Over the years, various studies have demonstrated the many advantages of breastfeeding, findings that have led the American Academy of Pediatrics to recommend that all mothers breastfeed their children for the first year of the child’s life. Several studies have also examined the relationship between breastfeeding and intellectual development in younger children and have demonstrated better cognitive functioning in children who were breastfed. The extent to which breastfeeding during infancy has an effect on later intellectual development has been more difficult to assess.
In a recent study from Denmark, a prospective longitudinal birth cohort study included a sample of 1575 adults born in Copenhagen, Denmark, between October 1959 and December 1961. The sample was divided into 5 groups based on duration of breastfeeding, as assessed by physician interview with the participants’ mothers one year after the child’s birth: (1) 1 month or less; (2) 2 to 3 months; (3) 4 to 6 months; (4) 7 to 9 months; and (5) more than 9 months. Intelligence was assessed using the Wechsler Adult Intelligence Scale (WAIS) in 973 subjects (490 males and 483 females), with a mean age of 27.2 years (range 20-34 years). In addition, the Børge Priens Prøve (BPP) was used in another sample of 602 men drafted into the Danish military (mean age at testing of 18.7 years). Thirteen potential confounders were included as covariates: parental social status and education; single mother status; mother’s height, age, and weight gain during pregnancy; cigarette consumption during the third trimester; number of pregnancies; estimated gestational age; birth weight; birth length; and indexes of pregnancy and delivery complications.
Longer duration of breastfeeding was significantly correlated with higher scores on the Verbal, Performance, and Full Scale WAIS IQs. Duration of breastfeeding was also positively correlated with birth weight and length and with mother’s age, social class, and education level and was negatively associated with being single and cigarette consumption during pregnancy. With regression adjustment for these potential confounding factors, the mean Full Scale WAIS IQs were 99.4, 101.7, 102.3, 106.0, and 104.0 for breastfeeding durations of less than 1 month, 2 to 3 months, 4 to 6 months, 7 to 9 months, and more than 9 months, respectively (p =0.003). Similar results were observed in the all-male sample using the BPP assessment of intelligence.
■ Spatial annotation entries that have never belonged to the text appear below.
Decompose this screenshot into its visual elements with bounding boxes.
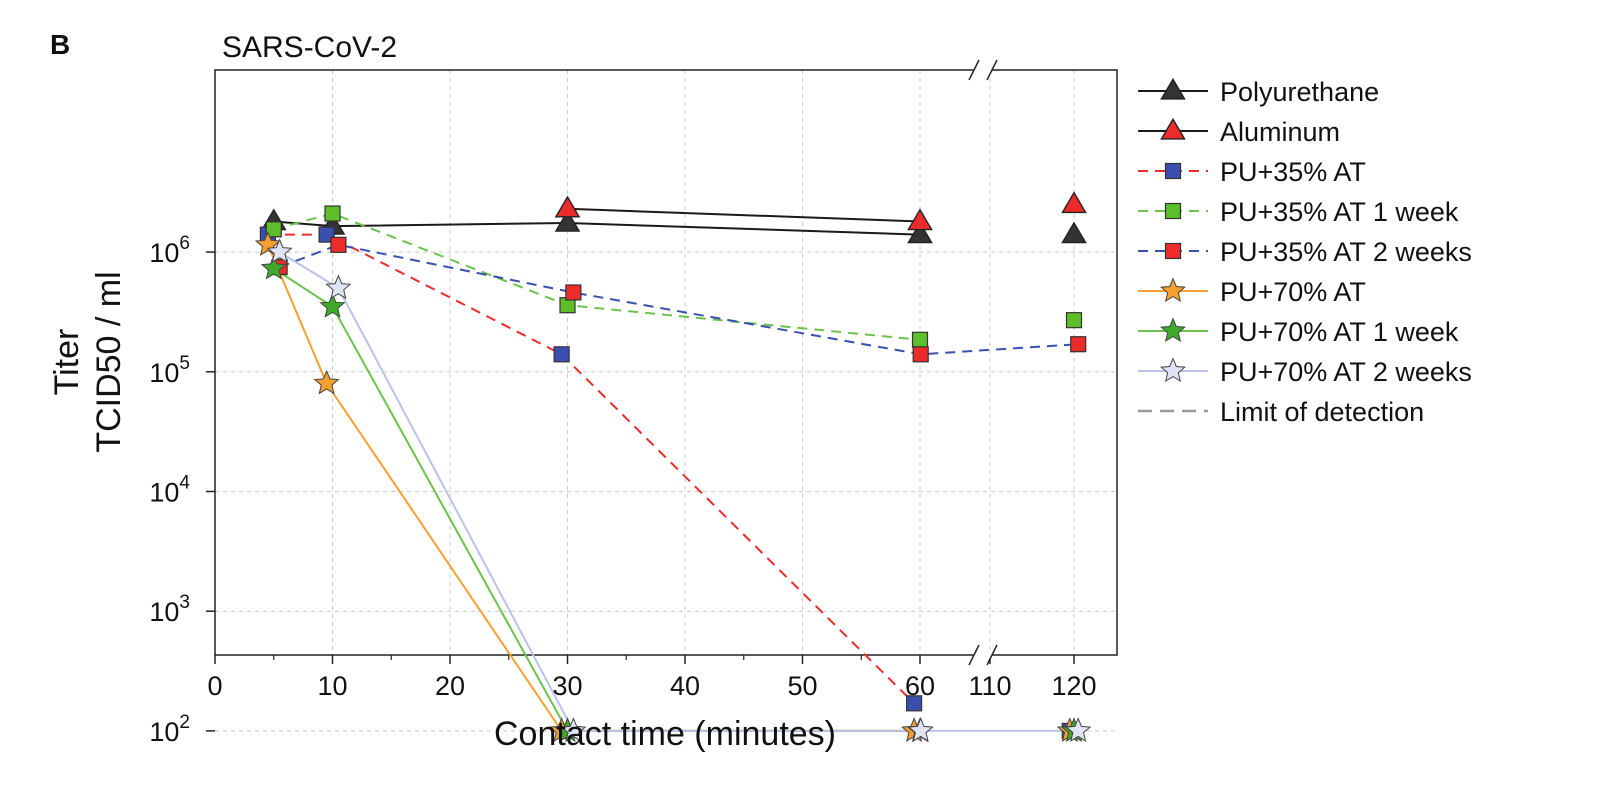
y-axis-title-line1: Titer: [48, 329, 86, 396]
data-point-pu-70-at-1-week: [319, 293, 346, 318]
x-tick-label: 40: [670, 671, 700, 701]
legend-label-aluminum: Aluminum: [1220, 117, 1340, 147]
data-point-polyurethane: [1061, 221, 1087, 244]
x-tick-label: 20: [435, 671, 465, 701]
data-point-pu-35-at: [906, 695, 923, 712]
data-point-pu-35-at-2-weeks: [912, 346, 929, 363]
chart-title: SARS-CoV-2: [222, 31, 397, 64]
series-line-pu-35-at-1-week: [274, 214, 1074, 340]
data-point-pu-35-at-1-week: [324, 205, 341, 222]
legend-label-pu-35-at-1-week: PU+35% AT 1 week: [1220, 197, 1459, 227]
legend-marker-pu-70-at: [1159, 277, 1187, 303]
plot-frame: [214, 69, 1118, 656]
y-tick-label: 106: [149, 233, 190, 268]
data-point-polyurethane: [554, 209, 581, 232]
legend-marker-pu-70-at-1-week: [1159, 317, 1187, 343]
data-point-pu-70-at-2-weeks: [1065, 717, 1092, 742]
x-tick-label: 50: [787, 671, 817, 701]
series-lines: [268, 205, 1079, 731]
axis-break-mark: [968, 644, 980, 666]
axis-break-gap: [974, 651, 992, 659]
axis-break-mark: [986, 644, 998, 666]
y-tick-label: 104: [149, 473, 190, 508]
x-tick-label: 60: [905, 671, 935, 701]
y-tick-label: 105: [149, 353, 190, 388]
legend-label-pu-35-at: PU+35% AT: [1220, 157, 1366, 187]
panel-label: B: [50, 29, 70, 60]
data-point-pu-35-at-1-week: [265, 221, 282, 238]
data-point-pu-35-at-2-weeks: [565, 284, 582, 301]
data-point-aluminum: [907, 208, 933, 231]
series-markers: [254, 191, 1092, 742]
legend-marker-aluminum: [1160, 117, 1186, 140]
x-tick-label: 0: [207, 671, 222, 701]
data-point-aluminum: [1061, 191, 1087, 214]
legend-label-pu-70-at-1-week: PU+70% AT 1 week: [1220, 317, 1459, 347]
x-axis-title: Contact time (minutes): [494, 715, 836, 753]
series-line-pu-70-at: [268, 245, 1070, 731]
legend-marker-polyurethane: [1160, 77, 1186, 100]
series-line-aluminum: [568, 205, 1075, 222]
x-tick-label: 110: [968, 671, 1011, 701]
data-point-pu-70-at-2-weeks: [266, 238, 293, 264]
data-point-pu-35-at-1-week: [1065, 312, 1083, 329]
legend-label-pu-70-at-2-weeks: PU+70% AT 2 weeks: [1220, 357, 1472, 387]
data-point-pu-35-at-1-week: [911, 331, 929, 348]
series-line-pu-35-at-2-weeks: [279, 243, 1079, 356]
data-point-pu-70-at-2-weeks: [907, 717, 934, 742]
axis-break-gap: [974, 66, 992, 74]
data-point-pu-35-at-2-weeks: [330, 236, 347, 253]
data-point-pu-70-at-1-week: [260, 254, 287, 280]
legend-marker-pu-35-at-1-week: [1164, 202, 1182, 220]
data-point-pu-70-at-2-weeks: [325, 274, 352, 300]
legend-marker-pu-35-at-2-weeks: [1164, 242, 1182, 260]
data-point-polyurethane: [907, 221, 933, 244]
data-point-pu-70-at-2-weeks: [560, 717, 587, 742]
data-point-pu-35-at-2-weeks: [1070, 336, 1087, 353]
axes: 0 10 20 30 40 50 60 110 120 102 103 104 105 106: [149, 59, 1097, 747]
y-tick-label: 103: [149, 592, 190, 627]
series-line-pu-70-at-1-week: [274, 269, 1074, 731]
y-axis-title-line2: TCID50 / ml: [90, 271, 128, 452]
legend-label-limit-of-detection: Limit of detection: [1220, 397, 1424, 427]
data-point-pu-70-at: [313, 369, 340, 395]
data-point-pu-35-at: [553, 346, 570, 363]
legend-label-pu-35-at-2-weeks: PU+35% AT 2 weeks: [1220, 237, 1472, 267]
data-point-aluminum: [554, 195, 581, 218]
x-tick-label: 10: [317, 671, 347, 701]
legend: Polyurethane Aluminum PU+35% AT PU+35% AT 1…: [1138, 77, 1472, 427]
axis-break-mark: [986, 59, 998, 81]
legend-label-pu-70-at: PU+70% AT: [1220, 277, 1366, 307]
x-tick-label: 120: [1051, 671, 1096, 701]
axis-break-mark: [968, 59, 980, 81]
series-line-polyurethane: [274, 222, 1074, 235]
legend-label-polyurethane: Polyurethane: [1220, 77, 1379, 107]
grid: [215, 70, 1117, 732]
x-tick-label: 30: [552, 671, 582, 701]
legend-marker-pu-70-at-2-weeks: [1159, 357, 1187, 383]
legend-marker-pu-35-at: [1164, 162, 1182, 180]
y-tick-label: 102: [149, 712, 190, 747]
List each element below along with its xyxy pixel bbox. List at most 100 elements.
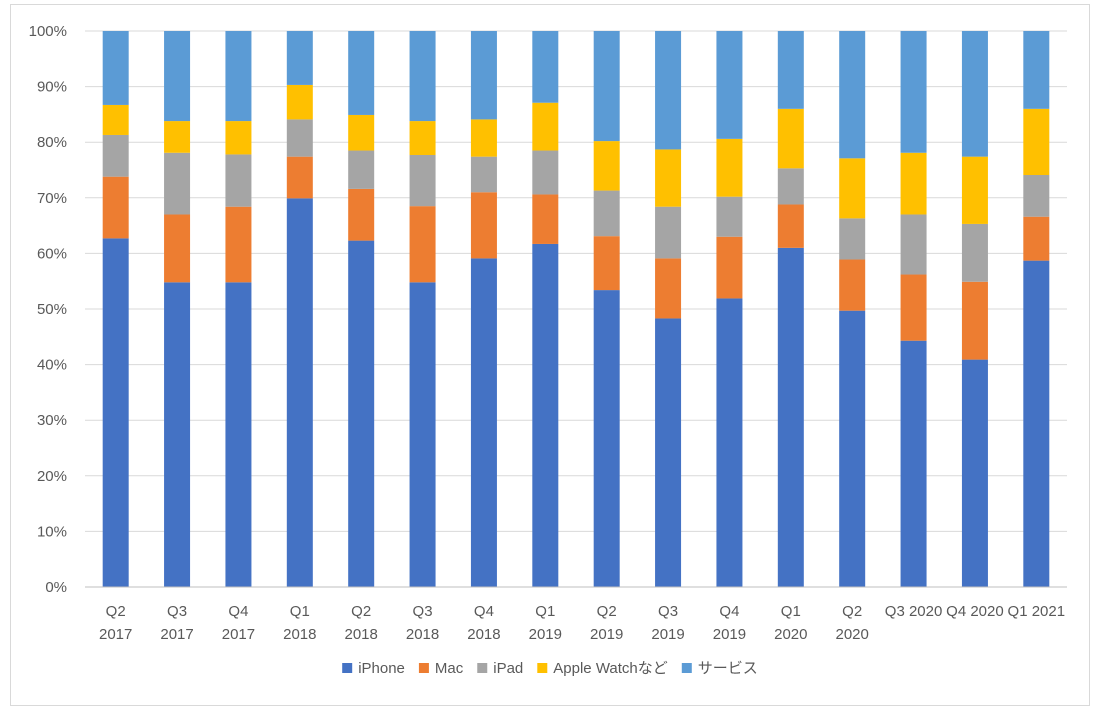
bar-segment: [348, 114, 375, 151]
legend-swatch: [537, 663, 548, 673]
bar-segment: [716, 138, 743, 197]
bar-segment: [286, 31, 313, 85]
bar-segment: [470, 192, 497, 259]
x-tick-label: 2020: [774, 626, 807, 643]
x-tick-label: Q2: [351, 603, 371, 620]
y-tick-label: 90%: [37, 79, 67, 96]
x-tick-label: Q3 2020: [885, 603, 943, 620]
bar-segment: [839, 310, 866, 587]
bar-segment: [348, 188, 375, 241]
bar-segment: [348, 31, 375, 115]
x-tick-label: Q2: [597, 603, 617, 620]
bar-segment: [900, 31, 927, 153]
bar-segment: [716, 31, 743, 139]
legend-label: Apple Watchなど: [553, 660, 668, 677]
bar-segment: [716, 196, 743, 237]
x-tick-label: Q2: [842, 603, 862, 620]
bar-segment: [532, 243, 559, 587]
bar-segment: [655, 206, 682, 259]
bar-segment: [1023, 216, 1050, 261]
x-tick-label: Q1: [535, 603, 555, 620]
bar-segment: [532, 31, 559, 103]
bar-segment: [348, 150, 375, 189]
legend-swatch: [681, 663, 692, 673]
x-tick-label: 2018: [283, 626, 316, 643]
bar-segment: [225, 206, 252, 283]
legend-label: iPhone: [358, 660, 405, 677]
bar-segment: [839, 218, 866, 260]
chart-frame: 0% 10% 20% 30% 40% 50% 60% 70% 80% 90% 100% Q2 2017 Q…: [10, 4, 1090, 706]
axes: 0% 10% 20% 30% 40% 50% 60% 70% 80% 90% 100% Q2 2017 Q…: [29, 23, 1067, 643]
bars: [102, 31, 1050, 587]
bar-segment: [164, 152, 191, 215]
bar-segment: [225, 282, 252, 587]
bar-segment: [164, 121, 191, 153]
y-tick-label: 10%: [37, 523, 67, 540]
y-tick-label: 0%: [45, 579, 67, 596]
legend-label: Mac: [435, 660, 464, 677]
legend-swatch: [342, 663, 353, 673]
bar-segment: [655, 31, 682, 150]
bar-segment: [225, 121, 252, 155]
y-tick-label: 70%: [37, 190, 67, 207]
legend-swatch: [477, 663, 488, 673]
bar-segment: [470, 31, 497, 120]
x-tick-label: Q4: [228, 603, 248, 620]
bar-segment: [286, 156, 313, 199]
bar-segment: [900, 152, 927, 215]
bar-segment: [409, 31, 436, 122]
bar-segment: [409, 282, 436, 587]
bar-segment: [900, 214, 927, 275]
x-tick-label: Q4: [719, 603, 739, 620]
bar-segment: [900, 274, 927, 341]
x-tick-label: 2018: [345, 626, 378, 643]
x-tick-label: Q2: [106, 603, 126, 620]
bar-segment: [286, 198, 313, 587]
y-tick-label: 40%: [37, 357, 67, 374]
bar-segment: [777, 108, 804, 169]
bar-segment: [225, 31, 252, 122]
bar-segment: [961, 359, 988, 587]
y-tick-label: 80%: [37, 134, 67, 151]
bar-segment: [286, 119, 313, 157]
bar-segment: [1023, 260, 1050, 587]
bar-segment: [839, 31, 866, 159]
bar-segment: [532, 150, 559, 195]
bar-segment: [409, 206, 436, 283]
x-tick-label: 2018: [406, 626, 439, 643]
legend-label: iPad: [493, 660, 523, 677]
bar-segment: [1023, 175, 1050, 217]
x-tick-label: 2017: [99, 626, 132, 643]
bar-segment: [716, 298, 743, 587]
bar-segment: [532, 102, 559, 151]
y-tick-label: 50%: [37, 301, 67, 318]
bar-segment: [961, 281, 988, 360]
x-tick-label: 2018: [467, 626, 500, 643]
bar-segment: [470, 156, 497, 193]
bar-segment: [164, 214, 191, 283]
stacked-bar-chart: 0% 10% 20% 30% 40% 50% 60% 70% 80% 90% 100% Q2 2017 Q…: [29, 23, 1067, 677]
y-tick-label: 60%: [37, 245, 67, 262]
x-tick-label: 2020: [836, 626, 869, 643]
bar-segment: [593, 290, 620, 587]
bar-segment: [777, 31, 804, 109]
bar-segment: [286, 84, 313, 120]
bar-segment: [470, 258, 497, 587]
bar-segment: [900, 340, 927, 587]
bar-segment: [102, 238, 129, 587]
bar-segment: [777, 204, 804, 248]
bar-segment: [655, 258, 682, 319]
bar-segment: [593, 31, 620, 142]
x-tick-label: Q3: [167, 603, 187, 620]
bar-segment: [470, 119, 497, 157]
legend-label: サービス: [698, 660, 758, 677]
x-tick-label: 2019: [713, 626, 746, 643]
x-tick-label: Q4 2020: [946, 603, 1004, 620]
x-tick-label: Q1: [781, 603, 801, 620]
legend-swatch: [418, 663, 429, 673]
x-tick-label: Q1 2021: [1008, 603, 1066, 620]
bar-segment: [102, 104, 129, 135]
x-tick-label: Q1: [290, 603, 310, 620]
x-tick-label: 2019: [529, 626, 562, 643]
bar-segment: [593, 190, 620, 237]
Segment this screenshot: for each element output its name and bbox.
This study indicates a significant positive association between duration of breastfeeding and intelligence in two independent samples of young adults, assessed with 2 different intelligence tests. Exactly how breastfeeding may promote cognitive development and intelligence is not clear. It has been hypothesized that breast milk may contain special nutrients that foster brain development. Long-chain polyunsaturated fatty acids, especially docosahexaenoic acid (DHA), are present in human milk but not in infant formula or cow’s milk and are important constituents of cell membranes in the central nervous system. Several randomized controlled trials in infants have demonstrated improved mental development in those receiving a formula supplemented with DHA. Others have pointed to the importance of the increased physical contact and facilitated mother-infant bonding that stems from breastfeeding and their central role in promoting a child’s cognitive and emotional development. Duration of breastfeeding may also reflect a willingness and ability on the mother’s part to invest significant time and energy in her child, a pattern of behavior that is likely to persist throughout the child’s life and may have significant impact on the child’s later intellectual development.